È più delusa dal Movimento o dalla politica?

«Dal Movimento. In realtà, in questi anni ho capito che molti dei pregiudizi che si hanno sulla politica non sono fondati. Tante cose non funzionano, ma in Parlamento ci sono anche persone competenti, che lavorano duro. C’è un’apertura al dialogo che non ho invece trovato nei Cinque Stelle».

Cosa l’ha delusa di più?

«È difficile indicare dei temi specifici sui quali il Movimento ha tenuto una posizione che mi ha deluso, anche perché spesso una linea non c’era (ride, ndr). La cosa che ho sofferto di più è stata la totale assenza di confronto, di democrazia interna».

Ma scusi, i Cinque Stelle non sono quelli per cui «uno vale uno», per i quali la volontà degli elettori regna sovrana, quelli di Rousseau?

«In teoria sì, in pratica direi di no. Io ho sempre avuto dubbi su Rousseau e sulla sua gestione. La verità è che, da quando siamo andati al Governo, si è completamente perso il controllo della piattaforma. Il caso del quesito sul Governo Draghi è emblematico».

Era un quesito fazioso, ma gli iscritti avrebbero potuto votare no.

«Il problema infatti non è il risultato, ma come ci si è arrivati. Innanzitutto, chi può votare su Rousseau? Nel 2018 abbiamo avuto undici milioni di elettori, lì ci sono settantamila iscritti, e molti non sono neppure attivisti. E poi il quesito è stato scritto e posto senza tenere minimamente in considerazione la posizione di noi parlamentari».

In che senso?

«Il settanta per cento di noi era per il “no” alla fiducia. Andare alle consultazioni, dialogare, ma non a dare la fiducia alla cieca… Solo che i vertici volevano entrare nel Governo e hanno piegato la situazione per averla vinta».

Chi sono i vertici?

«Bella domanda. Sa che non l’ho ancora davvero capito?».

Lei perché è contro il premier Draghi?

«Io non sono contro Draghi. Sono la prima a riconoscerne lo spessore, la competenza. Semplicemente, questo Governo rappresenta tutto ciò contro cui è nato anni fa il Movimento. Farne parte significherebbe abbandonare i valori in cui credo. Draghi rappresenta le banche e il loro potere, le privatizzazioni, gli anni del rigore europeo… Non riesco a fidarmi della sua figura, istituzionalmente parlando. Nel Gruppo Misto valuterò ogni provvedimento e voterò a favore o contro».
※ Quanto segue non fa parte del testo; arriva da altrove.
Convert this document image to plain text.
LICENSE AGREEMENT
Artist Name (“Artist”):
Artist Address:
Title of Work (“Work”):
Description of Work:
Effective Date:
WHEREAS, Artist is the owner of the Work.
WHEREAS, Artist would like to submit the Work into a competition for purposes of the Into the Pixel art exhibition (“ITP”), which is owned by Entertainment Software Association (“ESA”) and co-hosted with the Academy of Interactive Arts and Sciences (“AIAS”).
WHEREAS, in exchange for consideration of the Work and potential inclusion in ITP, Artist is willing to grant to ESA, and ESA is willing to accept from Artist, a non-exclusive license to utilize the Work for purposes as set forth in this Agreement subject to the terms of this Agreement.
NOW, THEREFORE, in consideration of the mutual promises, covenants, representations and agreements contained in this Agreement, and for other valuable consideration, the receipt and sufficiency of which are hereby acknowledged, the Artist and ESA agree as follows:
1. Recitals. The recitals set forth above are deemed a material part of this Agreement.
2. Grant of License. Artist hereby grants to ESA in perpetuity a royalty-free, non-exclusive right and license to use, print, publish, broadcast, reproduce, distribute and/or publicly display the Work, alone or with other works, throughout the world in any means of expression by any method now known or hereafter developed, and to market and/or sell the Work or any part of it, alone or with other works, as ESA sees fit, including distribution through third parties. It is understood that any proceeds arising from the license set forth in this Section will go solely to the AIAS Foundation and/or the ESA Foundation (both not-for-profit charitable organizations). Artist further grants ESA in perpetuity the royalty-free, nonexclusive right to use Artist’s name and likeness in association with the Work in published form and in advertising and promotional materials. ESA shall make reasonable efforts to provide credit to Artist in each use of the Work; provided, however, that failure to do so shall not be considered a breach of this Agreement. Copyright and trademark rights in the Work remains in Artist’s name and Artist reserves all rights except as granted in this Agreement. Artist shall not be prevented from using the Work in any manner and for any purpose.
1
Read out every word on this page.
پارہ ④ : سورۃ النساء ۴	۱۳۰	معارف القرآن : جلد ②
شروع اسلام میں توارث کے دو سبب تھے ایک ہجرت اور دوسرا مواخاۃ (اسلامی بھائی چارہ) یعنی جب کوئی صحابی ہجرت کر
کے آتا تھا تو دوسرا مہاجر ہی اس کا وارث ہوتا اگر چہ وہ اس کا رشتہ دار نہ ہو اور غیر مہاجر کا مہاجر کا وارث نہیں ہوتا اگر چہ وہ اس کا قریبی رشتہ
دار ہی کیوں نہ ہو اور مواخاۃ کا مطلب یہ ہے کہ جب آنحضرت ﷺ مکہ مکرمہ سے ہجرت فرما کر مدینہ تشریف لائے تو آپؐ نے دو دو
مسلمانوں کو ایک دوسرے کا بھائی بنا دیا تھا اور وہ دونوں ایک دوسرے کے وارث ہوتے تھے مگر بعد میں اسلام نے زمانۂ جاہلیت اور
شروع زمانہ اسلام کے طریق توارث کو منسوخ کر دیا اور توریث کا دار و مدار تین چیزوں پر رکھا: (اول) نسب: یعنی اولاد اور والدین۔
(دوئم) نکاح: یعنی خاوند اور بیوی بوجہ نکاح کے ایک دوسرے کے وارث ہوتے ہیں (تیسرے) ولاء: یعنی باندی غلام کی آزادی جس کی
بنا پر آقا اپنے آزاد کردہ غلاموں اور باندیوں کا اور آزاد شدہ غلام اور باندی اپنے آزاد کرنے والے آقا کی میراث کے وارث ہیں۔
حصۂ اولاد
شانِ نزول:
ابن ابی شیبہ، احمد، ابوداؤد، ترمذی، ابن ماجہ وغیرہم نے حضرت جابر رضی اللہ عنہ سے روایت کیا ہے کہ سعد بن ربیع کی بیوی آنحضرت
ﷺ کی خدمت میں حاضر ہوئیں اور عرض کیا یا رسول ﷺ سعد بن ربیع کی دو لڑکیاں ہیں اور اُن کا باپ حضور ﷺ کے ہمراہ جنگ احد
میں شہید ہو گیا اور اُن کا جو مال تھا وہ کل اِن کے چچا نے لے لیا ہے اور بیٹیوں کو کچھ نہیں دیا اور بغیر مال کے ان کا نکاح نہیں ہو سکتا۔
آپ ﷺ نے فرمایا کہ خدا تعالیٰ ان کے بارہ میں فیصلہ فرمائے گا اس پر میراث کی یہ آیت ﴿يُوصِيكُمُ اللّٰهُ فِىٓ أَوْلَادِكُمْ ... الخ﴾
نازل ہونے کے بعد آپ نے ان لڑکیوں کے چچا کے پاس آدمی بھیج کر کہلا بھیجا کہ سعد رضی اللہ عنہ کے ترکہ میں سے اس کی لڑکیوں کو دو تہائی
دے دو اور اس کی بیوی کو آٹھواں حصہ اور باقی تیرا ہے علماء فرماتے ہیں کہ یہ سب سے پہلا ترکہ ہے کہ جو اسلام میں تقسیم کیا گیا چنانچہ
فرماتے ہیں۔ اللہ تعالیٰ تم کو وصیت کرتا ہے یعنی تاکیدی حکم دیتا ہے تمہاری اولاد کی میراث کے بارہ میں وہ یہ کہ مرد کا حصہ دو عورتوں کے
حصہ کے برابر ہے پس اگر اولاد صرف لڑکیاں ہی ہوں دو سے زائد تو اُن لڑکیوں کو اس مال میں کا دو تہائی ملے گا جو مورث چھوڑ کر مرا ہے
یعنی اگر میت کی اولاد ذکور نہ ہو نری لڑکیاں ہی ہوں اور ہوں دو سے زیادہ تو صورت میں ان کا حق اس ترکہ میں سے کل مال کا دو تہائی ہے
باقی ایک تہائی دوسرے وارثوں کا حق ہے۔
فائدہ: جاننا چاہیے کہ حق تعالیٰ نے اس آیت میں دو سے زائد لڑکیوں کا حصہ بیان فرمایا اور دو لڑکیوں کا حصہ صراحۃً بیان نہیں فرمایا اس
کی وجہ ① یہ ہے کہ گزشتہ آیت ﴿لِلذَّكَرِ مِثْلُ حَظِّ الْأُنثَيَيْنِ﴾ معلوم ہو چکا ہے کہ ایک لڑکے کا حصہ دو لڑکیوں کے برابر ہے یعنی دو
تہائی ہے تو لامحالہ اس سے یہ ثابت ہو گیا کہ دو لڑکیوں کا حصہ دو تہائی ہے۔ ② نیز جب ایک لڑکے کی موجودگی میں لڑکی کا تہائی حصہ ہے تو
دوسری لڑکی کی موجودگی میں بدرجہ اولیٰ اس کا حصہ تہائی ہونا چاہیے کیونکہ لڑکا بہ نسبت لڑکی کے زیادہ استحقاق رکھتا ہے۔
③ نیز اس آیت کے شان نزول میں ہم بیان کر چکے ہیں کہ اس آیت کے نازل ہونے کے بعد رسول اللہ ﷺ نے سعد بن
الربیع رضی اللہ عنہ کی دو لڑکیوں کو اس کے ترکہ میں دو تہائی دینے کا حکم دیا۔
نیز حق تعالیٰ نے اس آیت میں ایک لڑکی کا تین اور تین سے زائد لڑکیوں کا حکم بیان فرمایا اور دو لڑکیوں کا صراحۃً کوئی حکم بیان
Non pensa che sia meglio essere al Governo che all’opposizione?

«Il problema è che non ho fiducia nemmeno in questa formula governativa. Con tutti i partiti dalla stessa parte, temo che si vada incontro o a uno snaturamento, oppure a uno stallo».

Lei però ha governato con la Lega prima e con il Pd poi. Sarebbe così diverso?

«Sì, perché con la Lega e con il Pd c’era comunque un accordo, c’era stata una trattativa. C’erano dei punti fermi che ora non ci sono».